18. Il résulte de tout ce qui précède que les faits établis à l’encontre de M. X constituent de graves manquements à ses obligations déontologiques et justifient ainsi une sanction disciplinaire.
19. Que ce soit dans le cadre de ses écritures ou au cours de l’audience, M. X n’a pas remis en cause sa pratique professionnelle et, notamment, n’a pas semblé mesurer les responsabilités qui lui incombent dans le cadre d’un accouchement à domicile, vis-à-vis de la parturiente mais également de son enfant à naître, et la nécessité de faire preuve de la plus grande vigilance compte tenu de l’impossibilité de mobiliser de manière immédiate les moyens techniques et l’assistance nécessaires.

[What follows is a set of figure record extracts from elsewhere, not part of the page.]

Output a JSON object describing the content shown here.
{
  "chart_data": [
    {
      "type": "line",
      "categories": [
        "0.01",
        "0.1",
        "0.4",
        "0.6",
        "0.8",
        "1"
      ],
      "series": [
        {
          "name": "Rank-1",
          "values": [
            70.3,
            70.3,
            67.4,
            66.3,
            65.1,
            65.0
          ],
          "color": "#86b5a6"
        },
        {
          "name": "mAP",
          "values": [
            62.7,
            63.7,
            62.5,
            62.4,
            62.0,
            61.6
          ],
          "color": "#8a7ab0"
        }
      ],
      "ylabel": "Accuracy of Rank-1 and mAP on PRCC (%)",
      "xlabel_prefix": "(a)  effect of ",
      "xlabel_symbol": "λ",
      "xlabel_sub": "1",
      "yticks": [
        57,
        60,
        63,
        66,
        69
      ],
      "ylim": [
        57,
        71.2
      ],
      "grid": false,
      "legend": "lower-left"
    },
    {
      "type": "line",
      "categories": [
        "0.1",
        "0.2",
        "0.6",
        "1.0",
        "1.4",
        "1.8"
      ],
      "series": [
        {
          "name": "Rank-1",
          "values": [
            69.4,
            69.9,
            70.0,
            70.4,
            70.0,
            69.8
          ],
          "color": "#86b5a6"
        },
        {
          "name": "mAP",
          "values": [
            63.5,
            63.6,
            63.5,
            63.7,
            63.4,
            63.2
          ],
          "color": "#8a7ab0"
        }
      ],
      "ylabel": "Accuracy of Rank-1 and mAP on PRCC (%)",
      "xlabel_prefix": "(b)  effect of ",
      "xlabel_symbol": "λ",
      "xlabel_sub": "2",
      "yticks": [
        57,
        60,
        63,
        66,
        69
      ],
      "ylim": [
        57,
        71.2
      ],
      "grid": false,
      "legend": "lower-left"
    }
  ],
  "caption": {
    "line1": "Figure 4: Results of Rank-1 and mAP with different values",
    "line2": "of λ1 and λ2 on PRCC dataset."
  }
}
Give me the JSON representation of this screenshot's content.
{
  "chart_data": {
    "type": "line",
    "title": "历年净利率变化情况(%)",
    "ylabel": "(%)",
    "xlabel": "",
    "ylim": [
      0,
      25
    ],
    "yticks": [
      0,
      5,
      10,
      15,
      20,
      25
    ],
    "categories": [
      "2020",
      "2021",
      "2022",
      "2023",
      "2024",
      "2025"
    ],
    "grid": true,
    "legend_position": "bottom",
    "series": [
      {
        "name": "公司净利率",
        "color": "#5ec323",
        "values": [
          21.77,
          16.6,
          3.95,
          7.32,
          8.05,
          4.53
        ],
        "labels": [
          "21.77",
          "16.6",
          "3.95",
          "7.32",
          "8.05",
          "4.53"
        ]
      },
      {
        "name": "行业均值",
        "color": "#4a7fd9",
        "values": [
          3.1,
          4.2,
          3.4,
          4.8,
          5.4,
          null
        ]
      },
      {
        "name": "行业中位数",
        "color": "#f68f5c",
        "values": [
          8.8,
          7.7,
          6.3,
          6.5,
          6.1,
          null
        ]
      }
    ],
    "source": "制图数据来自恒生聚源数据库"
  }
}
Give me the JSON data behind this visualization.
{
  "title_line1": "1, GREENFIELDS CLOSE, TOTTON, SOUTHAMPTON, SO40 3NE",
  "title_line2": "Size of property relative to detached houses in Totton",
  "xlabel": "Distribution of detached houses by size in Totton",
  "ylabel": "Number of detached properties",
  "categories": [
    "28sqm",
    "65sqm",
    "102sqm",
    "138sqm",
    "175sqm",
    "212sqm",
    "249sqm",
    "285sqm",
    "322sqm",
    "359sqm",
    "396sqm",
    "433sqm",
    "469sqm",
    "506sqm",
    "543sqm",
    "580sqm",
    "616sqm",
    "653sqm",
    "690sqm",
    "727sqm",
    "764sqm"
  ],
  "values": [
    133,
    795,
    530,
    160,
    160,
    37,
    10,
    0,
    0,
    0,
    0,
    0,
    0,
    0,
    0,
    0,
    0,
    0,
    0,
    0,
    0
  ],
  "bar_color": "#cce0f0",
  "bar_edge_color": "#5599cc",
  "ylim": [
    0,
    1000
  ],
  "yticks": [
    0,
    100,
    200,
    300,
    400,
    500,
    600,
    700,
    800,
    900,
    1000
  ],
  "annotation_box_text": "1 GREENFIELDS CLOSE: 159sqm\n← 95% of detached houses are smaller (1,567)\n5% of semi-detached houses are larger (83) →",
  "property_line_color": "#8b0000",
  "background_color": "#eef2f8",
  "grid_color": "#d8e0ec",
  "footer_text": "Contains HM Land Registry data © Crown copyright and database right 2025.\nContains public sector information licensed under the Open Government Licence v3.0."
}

20. Par ailleurs et alors qu’il a d’ores et déjà fait l’objet d’une sanction à la suite de faits qui se sont produits au cours de l’année 2020 et dans le cadre desquels il lui avait été notamment reproché les risques qu’il faisait courir à ses patientes et les dangers auxquels il les exposait, il ne semble pas en avoir tiré les conséquences, compte tenu des faits qui lui sont reprochés aujourd’hui.
21. Au regard de l’ensemble de ces éléments, il y a lieu de prononcer à l’encontre de M. X la sanction disciplinaire de l’interdiction temporaire d’exercer pendant trois ans, en application des dispositions précitées du 4° de l’article L. 4124-6 du code de la santé publique. Cette sanction prendra effet dès notification à M. X de la présente décision.
22. Il y a également lieu de révoquer le sursis de deux mois dont a été assortie la condamnation prononcée à son encontre le 24 février 2021.
DECIDE:
Article 1er : La sanction disciplinaire de l’interdiction temporaire d’exercer pendant trois ans est prononcée à l’encontre de M. X. Elle prendra effet dès notification à M. X de la présente décision.
Article 2 : Le sursis de deux mois dont était assortie la condamnation prononcée à l’encontre de M. X le 24 février 2021 est révoqué. 9
Article 3 : La présente décision sera notifiée :
- à M. X et à Me T,
- à la présidente du conseil départemental de l’Ordre des sages-femmes de … et à Me L,
- au directeur général de l’Agence Régionale de Santé de …,
- à la présidente du conseil national de l’Ordre des sages-femmes,
- au procureur de la République près le tribunal judiciaire de …,
- au ministre de la santé et de la prévention. Ainsi fait et délibéré par Mme …, présidente (magistrate à la cour administrative de …) et Mmes…, membres de la chambre disciplinaire de première instance du conseil interrégional de l’Ordre des sages-femmes du secteur …
La présidente de la chambre disciplinaire La greffière
La République mande et ordonne au ministre chargé de la santé en ce qui le concerne, ou à tout huissier de justice à ce requis en ce qui concerne les voies de droit commun contre les parties privées, de pourvoir à l’exécution de la présente décision.